Gedenkstein im Gamengrund und Diebstahl der Tafel
An eben jener Stelle wo sich die rund 60 Mitglieder der Römer-Uhrig-Widerstandsgruppe im August 1941 im Gamengrund traf, befindet sich seit 1974 ein Gedenkstein, dessen Tafel im Frühjahr diesen Jahres gestohlen wurde (siehe Pressemitteilung). Bei der Gedenkwanderung konnten wir eine provisorische Tafel anbringen und würdigten die mutigen Widerstandskämpfer*innen mit Blumen und Musik vom antifaschistischen Laien-Chor „Pir-Moll“ aus Pirna/Sachsen.

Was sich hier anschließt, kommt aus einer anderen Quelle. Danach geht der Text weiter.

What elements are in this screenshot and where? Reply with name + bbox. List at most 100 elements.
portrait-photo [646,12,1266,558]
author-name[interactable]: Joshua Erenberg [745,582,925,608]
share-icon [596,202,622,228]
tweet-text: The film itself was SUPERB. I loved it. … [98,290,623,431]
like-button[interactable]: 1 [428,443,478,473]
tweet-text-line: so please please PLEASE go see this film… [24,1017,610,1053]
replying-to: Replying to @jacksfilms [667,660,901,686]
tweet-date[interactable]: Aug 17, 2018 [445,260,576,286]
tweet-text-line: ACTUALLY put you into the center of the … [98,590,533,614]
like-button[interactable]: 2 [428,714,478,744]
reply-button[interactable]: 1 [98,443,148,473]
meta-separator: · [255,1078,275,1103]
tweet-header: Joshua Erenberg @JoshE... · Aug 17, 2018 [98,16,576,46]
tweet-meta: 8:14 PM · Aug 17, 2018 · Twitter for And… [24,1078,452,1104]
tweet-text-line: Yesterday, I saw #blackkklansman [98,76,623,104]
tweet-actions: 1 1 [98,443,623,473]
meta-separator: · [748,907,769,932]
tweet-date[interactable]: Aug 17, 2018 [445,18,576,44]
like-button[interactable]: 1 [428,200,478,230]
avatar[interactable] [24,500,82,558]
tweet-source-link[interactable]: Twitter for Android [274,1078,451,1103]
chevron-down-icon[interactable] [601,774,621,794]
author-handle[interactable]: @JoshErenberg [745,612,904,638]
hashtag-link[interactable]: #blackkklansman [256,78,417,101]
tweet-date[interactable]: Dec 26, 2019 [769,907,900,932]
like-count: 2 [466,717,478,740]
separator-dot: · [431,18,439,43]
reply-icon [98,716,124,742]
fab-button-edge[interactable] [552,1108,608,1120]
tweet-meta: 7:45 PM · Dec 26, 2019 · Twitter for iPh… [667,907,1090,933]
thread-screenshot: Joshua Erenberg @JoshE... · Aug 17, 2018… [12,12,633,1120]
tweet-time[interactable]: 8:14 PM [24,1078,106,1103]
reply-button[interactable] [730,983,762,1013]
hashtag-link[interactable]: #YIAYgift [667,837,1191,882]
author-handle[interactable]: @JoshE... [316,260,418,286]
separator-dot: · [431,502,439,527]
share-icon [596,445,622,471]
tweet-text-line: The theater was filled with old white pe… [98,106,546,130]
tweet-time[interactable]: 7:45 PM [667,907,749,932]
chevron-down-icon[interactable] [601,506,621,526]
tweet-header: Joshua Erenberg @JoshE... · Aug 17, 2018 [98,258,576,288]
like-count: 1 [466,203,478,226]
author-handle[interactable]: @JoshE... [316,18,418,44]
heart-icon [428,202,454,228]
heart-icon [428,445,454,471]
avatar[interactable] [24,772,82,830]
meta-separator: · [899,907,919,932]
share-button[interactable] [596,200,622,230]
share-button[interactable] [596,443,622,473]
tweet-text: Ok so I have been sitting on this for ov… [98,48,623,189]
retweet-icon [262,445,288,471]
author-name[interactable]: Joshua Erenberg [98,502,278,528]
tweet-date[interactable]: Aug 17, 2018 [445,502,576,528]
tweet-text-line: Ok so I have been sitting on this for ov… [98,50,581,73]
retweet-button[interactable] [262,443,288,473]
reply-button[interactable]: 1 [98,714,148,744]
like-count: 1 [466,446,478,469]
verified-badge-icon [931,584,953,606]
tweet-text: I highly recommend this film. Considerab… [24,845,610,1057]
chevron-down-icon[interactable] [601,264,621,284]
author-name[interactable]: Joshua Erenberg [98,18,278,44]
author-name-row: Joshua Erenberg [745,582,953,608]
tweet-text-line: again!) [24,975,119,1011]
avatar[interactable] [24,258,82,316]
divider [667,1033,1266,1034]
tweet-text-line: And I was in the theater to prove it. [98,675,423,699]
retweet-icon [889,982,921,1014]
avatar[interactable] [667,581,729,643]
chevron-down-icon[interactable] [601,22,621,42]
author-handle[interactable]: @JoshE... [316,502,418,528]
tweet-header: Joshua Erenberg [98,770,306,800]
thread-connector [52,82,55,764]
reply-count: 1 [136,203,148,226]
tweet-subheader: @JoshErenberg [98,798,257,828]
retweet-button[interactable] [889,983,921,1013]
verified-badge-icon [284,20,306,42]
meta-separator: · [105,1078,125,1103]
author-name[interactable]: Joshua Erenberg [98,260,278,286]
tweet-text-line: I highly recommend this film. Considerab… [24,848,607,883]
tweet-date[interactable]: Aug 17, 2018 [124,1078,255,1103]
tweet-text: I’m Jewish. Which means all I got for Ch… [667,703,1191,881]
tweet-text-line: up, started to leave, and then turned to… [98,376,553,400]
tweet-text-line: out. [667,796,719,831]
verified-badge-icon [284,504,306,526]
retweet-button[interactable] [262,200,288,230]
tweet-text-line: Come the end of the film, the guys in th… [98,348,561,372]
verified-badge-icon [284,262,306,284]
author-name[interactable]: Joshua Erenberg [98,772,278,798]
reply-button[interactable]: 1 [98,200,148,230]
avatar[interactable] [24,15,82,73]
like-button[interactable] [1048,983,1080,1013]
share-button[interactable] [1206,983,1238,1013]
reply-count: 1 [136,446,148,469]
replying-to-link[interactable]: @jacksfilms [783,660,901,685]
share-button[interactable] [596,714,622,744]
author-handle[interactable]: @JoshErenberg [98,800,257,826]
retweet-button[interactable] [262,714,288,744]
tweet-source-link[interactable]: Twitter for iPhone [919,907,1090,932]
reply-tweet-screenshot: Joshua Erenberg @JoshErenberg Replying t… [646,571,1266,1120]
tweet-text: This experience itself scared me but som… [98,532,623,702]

Musikalischer Abschluss: Konzert von Pir-Moll – antifaschistischer Laienchor
Vom Gedenkstein im Gamengrund ging es auf dem 66-Seen-Wanderweg auf Waldpfaden und Forstwegen über Wesendahl nach Strausberg wo uns ein weiteres Highlight des Tages erwartete: ein Konzert des antifaschistischen Laien-Chors „Pir-Moll“. Pir-Moll singen Lieder für Freiheit, antirassistische Lieder, solche über Gleichberechtigung und Ungleichheit, antifaschistische jiddische Lieder, Lieder aus Revolutionen, feministische Lieder, Lieder über Gefangenschaft, Streik und den Kampf für eine gerechte Welt und zeigten uns, dass Widerstand vielfältige Formen, Sprachen und Ausdrucksweisen kennt. Gestärkt von dem Interesse, der Unterstützung und dem Zuspruch so vieler, ziehen wir weiter im Kampf gegen den Faschismus – an der Seite unserer Freund*innen und Genoss*innen, in der Tradition der Antifaschist*innen vor uns.